Adverse Effects Profile Adverse effect patterns varied significantly between groups (Table 3). Bradycardia was notably more frequent with BBs (15.0% vs. 3.3%, p=0.019), which is expected given their negative chronotropic effect Trialists’Collaboration BP.et al.(2000)[10]. Conversely, peripheral edema was more common among CCB recipients (20.0% vs. 6.7%, p=0.024), consistent with vasodilatory side effects widely reported in literature Brown MJ et al.(2011)[11]. Although fatigue was more reported in BB users (23.3% vs. 11.7%), this did not reach statistical significance but aligns with prior reports suggesting BB-related fatigue due to decreased cardiac output. No significant differences in dizziness or cough were observed, though cough is typically more associated with ACE inhibitors, not BBs or CCBs Pahor M et al.(2000)[12]. These adverse effect profiles are important for tailoring antihypertensive therapy according to patient tolerability and comorbidities.

 

Compliance and Tolerability Compliance rates were high and similar between the groups (78.3% in BB vs. 85.0% in CCB, p=0.340), indicating overall good adherence irrespective of drug class (Table 4). Discontinuation due to adverse events was numerically higher in BBs but statistically non-significant. However, patient satisfaction scores favored CCBs significantly (mean 8.0 vs. 7.3; p=0.010), suggesting better tolerability or patient preference, which may impact long-term adherence DeWitt CR et al.(2004)[13]. This is in line with findings from the ASCOT-BPLA trial where CCB-based regimens had better tolerability and fewer withdrawals than BB-based treatments Rahman M et al.(2005)[14]. Patient satisfaction is a critical component influencing medication adherence and subsequent clinical outcomes.

CONCLUSION

In this study comparing beta blockers and calcium channel blockers for blood pressure control in hypertensive patients, calcium channel blockers demonstrated superior efficacy in reducing both systolic and diastolic blood pressure over three months of therapy.
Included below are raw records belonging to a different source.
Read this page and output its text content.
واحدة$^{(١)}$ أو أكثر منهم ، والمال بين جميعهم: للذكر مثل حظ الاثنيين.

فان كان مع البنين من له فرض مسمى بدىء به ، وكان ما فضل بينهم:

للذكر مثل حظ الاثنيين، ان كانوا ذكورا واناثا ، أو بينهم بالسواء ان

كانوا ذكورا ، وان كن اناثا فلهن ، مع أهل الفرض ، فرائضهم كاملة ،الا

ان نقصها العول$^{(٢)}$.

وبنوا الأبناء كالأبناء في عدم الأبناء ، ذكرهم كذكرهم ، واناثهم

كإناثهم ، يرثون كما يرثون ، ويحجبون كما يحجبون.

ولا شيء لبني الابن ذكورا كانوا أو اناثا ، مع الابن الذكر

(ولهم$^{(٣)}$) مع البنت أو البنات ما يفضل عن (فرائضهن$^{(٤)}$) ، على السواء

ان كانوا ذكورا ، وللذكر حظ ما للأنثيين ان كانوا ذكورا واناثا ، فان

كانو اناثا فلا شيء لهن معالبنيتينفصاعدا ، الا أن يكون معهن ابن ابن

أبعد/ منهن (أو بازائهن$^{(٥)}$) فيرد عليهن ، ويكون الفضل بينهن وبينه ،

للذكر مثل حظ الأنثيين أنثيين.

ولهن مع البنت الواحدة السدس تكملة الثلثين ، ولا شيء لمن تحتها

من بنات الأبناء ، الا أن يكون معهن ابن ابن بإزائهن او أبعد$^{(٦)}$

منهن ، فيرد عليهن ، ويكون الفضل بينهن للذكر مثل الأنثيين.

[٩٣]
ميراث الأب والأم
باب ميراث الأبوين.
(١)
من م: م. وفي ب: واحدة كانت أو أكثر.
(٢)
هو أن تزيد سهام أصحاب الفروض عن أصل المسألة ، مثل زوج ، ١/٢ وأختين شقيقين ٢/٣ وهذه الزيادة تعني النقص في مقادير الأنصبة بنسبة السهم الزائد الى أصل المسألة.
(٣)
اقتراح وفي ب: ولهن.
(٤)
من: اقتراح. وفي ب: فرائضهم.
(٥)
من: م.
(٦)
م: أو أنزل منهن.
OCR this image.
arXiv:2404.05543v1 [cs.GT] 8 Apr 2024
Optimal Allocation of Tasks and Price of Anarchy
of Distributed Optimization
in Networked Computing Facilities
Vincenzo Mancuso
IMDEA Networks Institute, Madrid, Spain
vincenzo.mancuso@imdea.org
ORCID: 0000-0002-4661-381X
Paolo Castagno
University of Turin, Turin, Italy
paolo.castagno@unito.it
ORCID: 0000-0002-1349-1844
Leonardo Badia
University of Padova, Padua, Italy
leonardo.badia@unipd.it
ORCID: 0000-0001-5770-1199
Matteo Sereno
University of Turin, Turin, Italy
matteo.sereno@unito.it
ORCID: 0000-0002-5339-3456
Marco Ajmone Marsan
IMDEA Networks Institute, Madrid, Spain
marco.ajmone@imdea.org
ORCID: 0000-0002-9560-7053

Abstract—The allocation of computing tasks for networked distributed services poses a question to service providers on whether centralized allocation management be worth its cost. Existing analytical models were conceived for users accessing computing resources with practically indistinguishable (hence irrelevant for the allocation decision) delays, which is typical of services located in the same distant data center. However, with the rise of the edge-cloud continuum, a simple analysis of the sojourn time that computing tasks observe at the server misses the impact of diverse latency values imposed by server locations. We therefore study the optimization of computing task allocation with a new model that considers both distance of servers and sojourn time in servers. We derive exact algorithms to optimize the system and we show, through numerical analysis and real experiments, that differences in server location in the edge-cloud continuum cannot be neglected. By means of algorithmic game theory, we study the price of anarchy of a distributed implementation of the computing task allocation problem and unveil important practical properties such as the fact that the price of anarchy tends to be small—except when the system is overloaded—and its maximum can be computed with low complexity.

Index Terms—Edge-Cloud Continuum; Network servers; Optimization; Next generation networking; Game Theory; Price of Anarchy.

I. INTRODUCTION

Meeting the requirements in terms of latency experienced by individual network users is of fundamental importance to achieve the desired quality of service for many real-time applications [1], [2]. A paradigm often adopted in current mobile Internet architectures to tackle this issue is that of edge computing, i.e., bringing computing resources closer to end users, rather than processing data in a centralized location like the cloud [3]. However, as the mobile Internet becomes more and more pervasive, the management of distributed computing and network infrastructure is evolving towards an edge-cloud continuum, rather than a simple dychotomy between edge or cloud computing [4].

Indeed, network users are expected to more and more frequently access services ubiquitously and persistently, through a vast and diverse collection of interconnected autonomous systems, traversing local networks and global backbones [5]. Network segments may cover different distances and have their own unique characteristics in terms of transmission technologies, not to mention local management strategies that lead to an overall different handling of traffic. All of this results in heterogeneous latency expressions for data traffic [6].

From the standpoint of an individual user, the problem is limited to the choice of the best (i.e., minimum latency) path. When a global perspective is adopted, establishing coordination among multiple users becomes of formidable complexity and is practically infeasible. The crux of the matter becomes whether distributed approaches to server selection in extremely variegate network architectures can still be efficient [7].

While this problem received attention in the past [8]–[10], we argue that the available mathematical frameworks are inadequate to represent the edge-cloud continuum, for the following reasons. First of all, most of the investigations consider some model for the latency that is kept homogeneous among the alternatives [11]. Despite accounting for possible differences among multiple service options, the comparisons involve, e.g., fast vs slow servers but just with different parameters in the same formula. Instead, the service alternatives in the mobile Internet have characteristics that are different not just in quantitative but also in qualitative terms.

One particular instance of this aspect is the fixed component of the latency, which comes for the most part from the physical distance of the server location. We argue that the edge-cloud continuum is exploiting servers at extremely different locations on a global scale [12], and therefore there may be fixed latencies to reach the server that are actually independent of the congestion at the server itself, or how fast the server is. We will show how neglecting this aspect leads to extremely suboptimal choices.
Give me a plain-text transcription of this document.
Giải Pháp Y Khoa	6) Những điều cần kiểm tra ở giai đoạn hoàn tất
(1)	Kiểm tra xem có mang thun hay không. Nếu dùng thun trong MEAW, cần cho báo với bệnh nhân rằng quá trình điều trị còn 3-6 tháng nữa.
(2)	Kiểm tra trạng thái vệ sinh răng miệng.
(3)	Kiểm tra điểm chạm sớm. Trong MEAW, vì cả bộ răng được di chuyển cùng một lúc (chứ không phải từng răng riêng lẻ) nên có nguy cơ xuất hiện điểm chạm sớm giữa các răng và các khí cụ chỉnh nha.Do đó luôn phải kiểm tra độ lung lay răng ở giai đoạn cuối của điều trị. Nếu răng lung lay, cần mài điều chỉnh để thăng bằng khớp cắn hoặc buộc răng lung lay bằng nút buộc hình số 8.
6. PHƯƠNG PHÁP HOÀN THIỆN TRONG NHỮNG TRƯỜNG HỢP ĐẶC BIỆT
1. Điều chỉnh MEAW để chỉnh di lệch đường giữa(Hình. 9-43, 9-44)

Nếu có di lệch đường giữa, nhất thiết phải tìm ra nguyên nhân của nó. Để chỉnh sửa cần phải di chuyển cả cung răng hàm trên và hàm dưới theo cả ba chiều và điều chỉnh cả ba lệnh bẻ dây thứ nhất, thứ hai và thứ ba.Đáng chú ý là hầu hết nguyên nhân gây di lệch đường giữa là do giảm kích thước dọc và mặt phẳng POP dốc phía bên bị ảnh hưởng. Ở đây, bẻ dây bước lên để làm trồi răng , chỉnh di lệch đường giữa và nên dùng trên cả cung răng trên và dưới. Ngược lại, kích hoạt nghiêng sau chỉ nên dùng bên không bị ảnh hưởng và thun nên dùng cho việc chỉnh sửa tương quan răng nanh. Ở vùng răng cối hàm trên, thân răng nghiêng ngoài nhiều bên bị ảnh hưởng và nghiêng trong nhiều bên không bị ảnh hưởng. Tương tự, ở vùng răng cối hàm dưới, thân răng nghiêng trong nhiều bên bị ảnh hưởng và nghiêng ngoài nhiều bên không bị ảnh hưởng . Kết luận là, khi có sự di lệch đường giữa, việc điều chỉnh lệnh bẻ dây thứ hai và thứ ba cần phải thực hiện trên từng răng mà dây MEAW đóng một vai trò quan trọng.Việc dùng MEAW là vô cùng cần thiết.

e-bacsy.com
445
Although the proportion of patients achieving target blood pressure was higher with calcium channel blockers, this difference was not statistically significant. Adverse effect profiles differed between the two drug classes, with beta blockers more frequently causing bradycardia and fatigue, while calcium channel blockers were associated with higher rates of peripheral edema. Patient satisfaction was significantly better with calcium channel blockers, potentially influencing compliance and long-term treatment success. Overall, calcium channel blockers may be preferred as initial therapy for blood pressure control in hypertensive patients, especially considering tolerability and patient satisfaction. However, individual patient factors and comorbidities should guide drug selection.